BD: Another name that’s been linked is Lee Carsley. He’s a coach and probably more of a head coach than a manager type, isn’t he?

AT: Yeah, and I think he’d be amazing. I think Coventry City would be really lucky to get him. Whether it’s the right time for Lee in terms of his career path, I don’t know. It appears from the outside looking in that he’s in a really comfortable position with England Under-21s. You know, it’s a secure position, I would have thought. And whether he would risk losing that by going into a Championship job and all the uncertainty and insecurity, I don’t know.

But what I do know is that he knows the club inside out. He lives down the road and he ticks all the boxes in terms of coaching development of young players and that head coach remit on tactics. He wants to play football the right way. I know it hasn’t always worked out when he’s taken the England job on a caretaker basis, but he wants to play front-foot football, attacking football, entertaining football, and that’s in Coventry’s DNA since Mark Robins and Adi Viveash have been at the club.

Lee was a player here and was in the team that got relegated from the Premier League. And I know he always wanted to put that right. When he came back as a player under Aidy Boothroyd a few years later, he came in as the captain and said at the time that he had unfinished business, that he was in the team that got relegated and he wanted to help get them back up.

Now that didn’t work out but I know he would love nothing more than to get Coventry back to the top flight. And that is the remit from Doug King. That is what everybody wants. That’s what the owner demands and so, for me, I just think he would be really invested in the club like Mark Robins was. And he would be the perfect fit.

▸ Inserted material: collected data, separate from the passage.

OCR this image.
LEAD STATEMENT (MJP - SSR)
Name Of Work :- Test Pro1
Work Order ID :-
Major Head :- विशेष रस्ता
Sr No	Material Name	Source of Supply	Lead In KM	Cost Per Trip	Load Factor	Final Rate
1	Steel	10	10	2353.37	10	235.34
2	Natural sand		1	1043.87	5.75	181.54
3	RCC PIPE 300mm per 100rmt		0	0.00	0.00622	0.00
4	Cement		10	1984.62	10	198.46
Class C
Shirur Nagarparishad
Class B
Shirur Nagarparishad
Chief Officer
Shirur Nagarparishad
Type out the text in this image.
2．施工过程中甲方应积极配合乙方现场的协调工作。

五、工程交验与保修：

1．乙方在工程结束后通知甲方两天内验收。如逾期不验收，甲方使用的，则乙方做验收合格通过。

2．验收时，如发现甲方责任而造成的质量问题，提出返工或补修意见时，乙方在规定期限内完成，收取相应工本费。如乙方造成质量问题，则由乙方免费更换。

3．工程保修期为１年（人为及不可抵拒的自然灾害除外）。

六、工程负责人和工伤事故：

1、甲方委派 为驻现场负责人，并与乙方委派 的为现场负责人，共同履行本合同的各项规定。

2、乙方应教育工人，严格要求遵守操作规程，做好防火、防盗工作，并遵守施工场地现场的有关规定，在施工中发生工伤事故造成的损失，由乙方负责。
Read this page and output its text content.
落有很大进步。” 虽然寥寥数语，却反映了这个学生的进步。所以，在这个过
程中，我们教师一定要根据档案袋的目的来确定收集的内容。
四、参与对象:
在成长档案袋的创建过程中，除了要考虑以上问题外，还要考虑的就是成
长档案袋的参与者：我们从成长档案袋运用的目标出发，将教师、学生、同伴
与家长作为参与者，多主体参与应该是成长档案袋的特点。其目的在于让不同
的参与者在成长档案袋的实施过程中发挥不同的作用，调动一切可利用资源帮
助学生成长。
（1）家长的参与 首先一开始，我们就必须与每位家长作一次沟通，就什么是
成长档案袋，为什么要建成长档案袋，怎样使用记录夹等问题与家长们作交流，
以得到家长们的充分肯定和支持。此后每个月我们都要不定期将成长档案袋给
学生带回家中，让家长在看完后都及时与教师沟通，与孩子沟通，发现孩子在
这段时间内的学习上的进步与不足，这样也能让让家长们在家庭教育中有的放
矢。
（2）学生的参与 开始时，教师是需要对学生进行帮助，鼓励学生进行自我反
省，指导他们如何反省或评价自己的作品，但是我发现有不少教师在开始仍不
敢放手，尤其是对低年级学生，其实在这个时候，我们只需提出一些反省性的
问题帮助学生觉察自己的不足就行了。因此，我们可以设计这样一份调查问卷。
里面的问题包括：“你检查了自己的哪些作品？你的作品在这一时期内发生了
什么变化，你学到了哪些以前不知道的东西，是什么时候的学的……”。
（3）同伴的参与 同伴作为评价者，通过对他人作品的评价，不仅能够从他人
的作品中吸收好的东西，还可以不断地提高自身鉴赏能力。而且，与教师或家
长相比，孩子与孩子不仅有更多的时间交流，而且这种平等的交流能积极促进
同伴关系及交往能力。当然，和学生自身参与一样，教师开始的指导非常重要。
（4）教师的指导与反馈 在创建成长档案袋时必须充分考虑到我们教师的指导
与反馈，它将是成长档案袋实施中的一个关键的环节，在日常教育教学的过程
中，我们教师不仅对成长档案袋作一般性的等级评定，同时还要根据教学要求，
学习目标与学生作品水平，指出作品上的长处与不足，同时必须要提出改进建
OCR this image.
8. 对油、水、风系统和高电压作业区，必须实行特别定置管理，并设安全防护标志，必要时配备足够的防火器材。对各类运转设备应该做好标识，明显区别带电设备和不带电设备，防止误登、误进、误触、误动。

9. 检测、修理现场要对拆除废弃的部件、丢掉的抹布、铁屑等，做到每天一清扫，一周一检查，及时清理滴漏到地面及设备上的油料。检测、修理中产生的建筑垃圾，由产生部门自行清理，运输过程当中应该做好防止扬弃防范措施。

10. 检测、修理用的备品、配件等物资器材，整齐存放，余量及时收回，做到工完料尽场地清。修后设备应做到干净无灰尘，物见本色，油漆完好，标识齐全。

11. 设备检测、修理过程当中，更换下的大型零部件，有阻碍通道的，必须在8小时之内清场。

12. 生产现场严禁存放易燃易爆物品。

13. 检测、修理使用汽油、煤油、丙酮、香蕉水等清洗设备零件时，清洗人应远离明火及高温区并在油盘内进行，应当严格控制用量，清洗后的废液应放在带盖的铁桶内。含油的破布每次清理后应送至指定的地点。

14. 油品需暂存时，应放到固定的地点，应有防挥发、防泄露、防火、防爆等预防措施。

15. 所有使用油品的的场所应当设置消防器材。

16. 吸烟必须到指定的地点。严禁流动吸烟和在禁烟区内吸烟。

But as I said, whether he would leave his current role with the 21s, I don’t know.

BD: What can you tell us about the timing of a new appointment, can we expect someone in before the Sheffield United game next week?

AT: My gut feeling is that I don’t think there will be anybody in place by then. I might be wrong but knowing what they’re like, I think they will go through a thorough recruitment process. I think they will be drawing up a shortlist and then interview people. That all takes time, getting people in. And Doug King has already said that he’s more than happy for Rhys Carr, who is interim head coach, to carry on for two or three more games, if needs be. He did a great job at Sunderland where Coventry came from behind again from two goals down to get a draw at the league leaders. So credit to Rhys for doing that. So in the short term, I think he feels that the club are in safe hands for the next few games.

But what they have got to do is get the next appointment right. They can’t afford to make any snap judgments and calls and an appointment that they might regret. So I’m sure they are going to do their homework.